Within the pristine white interiors and stained-glass windows of Second Presbyterian Church, the Charleston Piano Trio closed the Piccolo Spoleto Spotlight Concert Series on Thursday.
Violinist Yuriy Bekker, music director of the series, along with two other internationally renowned musicians, cellist Natalia Khoma and pianist Volodymyr Vynnytsky, presented two pieces by classical composers Joseph Haydn and Ernest Chausson in an hour-long performance that was intense, rich and melodious.
The trio took on Haydn’s Piano Trio No. 39 in G major, “Gypsy,” and Chausson’s Piano Trio in G minor, Opus 3, with a narrative-like skill. The audience was riveted as the violin, cello and piano worked independently and cohesively to convey the melancholy, joy and sorrow the composers intended.
Bekker prefaced the performance with a little background on the compositions. The “Gypsy” reference in Haydn’s most well-known trio relates back to folk music themes from Ukraine, a part of the Austro-Hungarian empire. As for French composer, painter and poet Chausson, his prolific trio in four movements worked perfectly to define his ability in creating a rich narrative-like invention.
Haydn’s first movement, andante, is moderately paced, used by Bekker to begin the concert on a joyful, hopeful tune before transitioning to a dramatic section and ending with the whole trio in a flourish. It flowed into the adagio, which had pianist Vynnytsky take cheerful precedence followed by a dense, ominous tune by cellist Khoma. Bekker interjected and filled the air with notes of glory which slowed down before the return of the piano to the forefront, building momentum and ending swiftly in a combined melody. In the quick-paced rondo, all three artists rose in equal measure, responding to one another not just with their instruments but with facial expressions as well. There was an intermediate moment of a single breath before Vynnytsky set the hurried pace to end the “Gypsy” in a perfectly timed, combined theatrical crescendo.
Chausson’s trio was defined by peaks and valleys, beginning with a somber, dark piano note and a melancholic violin tune. Vynnytsky’s soft touch on the piano created an image of stars falling from the night sky while Bekker introduced notes of doom. As the piano faded, the violin and cello rose, powerfully giving way to soft, delicate notes reminiscent of a Viennese Waltz. The second movement is much shorter, with the piano continuing its role as an antagonist with restriction from both stringed instruments. The third movement, recalling the first, is marked by notes of passion and melancholy with a sustained piano melody.
The Chausson trio ends with an anime best described as tempestuous.

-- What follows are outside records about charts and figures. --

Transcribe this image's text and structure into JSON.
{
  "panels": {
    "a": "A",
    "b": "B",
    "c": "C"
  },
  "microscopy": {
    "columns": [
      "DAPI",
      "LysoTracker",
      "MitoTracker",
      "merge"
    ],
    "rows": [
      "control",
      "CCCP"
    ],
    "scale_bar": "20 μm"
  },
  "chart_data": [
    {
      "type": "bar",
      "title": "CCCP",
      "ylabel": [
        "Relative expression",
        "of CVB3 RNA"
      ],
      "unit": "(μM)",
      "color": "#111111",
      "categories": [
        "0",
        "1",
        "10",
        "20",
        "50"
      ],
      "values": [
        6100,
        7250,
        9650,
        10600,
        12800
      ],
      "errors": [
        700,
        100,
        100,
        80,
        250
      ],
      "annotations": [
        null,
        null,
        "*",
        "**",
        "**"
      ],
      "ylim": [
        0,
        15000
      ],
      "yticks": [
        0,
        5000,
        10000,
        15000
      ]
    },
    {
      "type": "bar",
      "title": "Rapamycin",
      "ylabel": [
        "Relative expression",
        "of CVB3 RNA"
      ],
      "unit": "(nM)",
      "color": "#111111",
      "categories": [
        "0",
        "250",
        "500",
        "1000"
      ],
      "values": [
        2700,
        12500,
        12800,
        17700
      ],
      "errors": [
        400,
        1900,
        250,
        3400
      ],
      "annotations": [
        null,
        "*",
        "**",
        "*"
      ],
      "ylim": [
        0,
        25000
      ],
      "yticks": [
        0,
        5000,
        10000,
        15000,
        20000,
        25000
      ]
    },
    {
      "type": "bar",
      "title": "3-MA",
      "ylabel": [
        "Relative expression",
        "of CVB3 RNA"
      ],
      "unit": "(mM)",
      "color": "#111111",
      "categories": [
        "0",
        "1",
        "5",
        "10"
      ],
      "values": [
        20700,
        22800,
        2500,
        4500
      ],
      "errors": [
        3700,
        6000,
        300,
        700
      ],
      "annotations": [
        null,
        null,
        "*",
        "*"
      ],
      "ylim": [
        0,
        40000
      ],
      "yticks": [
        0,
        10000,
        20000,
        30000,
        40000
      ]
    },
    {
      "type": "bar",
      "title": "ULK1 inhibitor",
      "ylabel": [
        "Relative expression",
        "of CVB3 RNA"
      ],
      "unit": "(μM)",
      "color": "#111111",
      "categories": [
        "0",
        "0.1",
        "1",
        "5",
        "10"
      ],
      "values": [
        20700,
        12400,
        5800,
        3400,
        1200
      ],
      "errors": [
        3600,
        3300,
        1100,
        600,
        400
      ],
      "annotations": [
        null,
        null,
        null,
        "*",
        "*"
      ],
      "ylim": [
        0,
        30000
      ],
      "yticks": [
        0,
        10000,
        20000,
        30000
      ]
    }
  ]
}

The pace built rapidly with a stellar delivery by Khoma. Evolving from a lull depicting sadness, a joyful mood rose intensely with a piano fortissimo. There was a moment’s pause before the grand finale arrived in suspense, ending in a climactic fashion by the trio.
The Spotlight Concert Series presented a variety of nine musical works including instrumental performances to orchestral symphonies, to much acclaim through the duration of Piccolo Spoleto. This finale by the piano trio rounded off the series on a beautiful note bringing Haydn and Chausson to life in a vibrant display of musical mastery.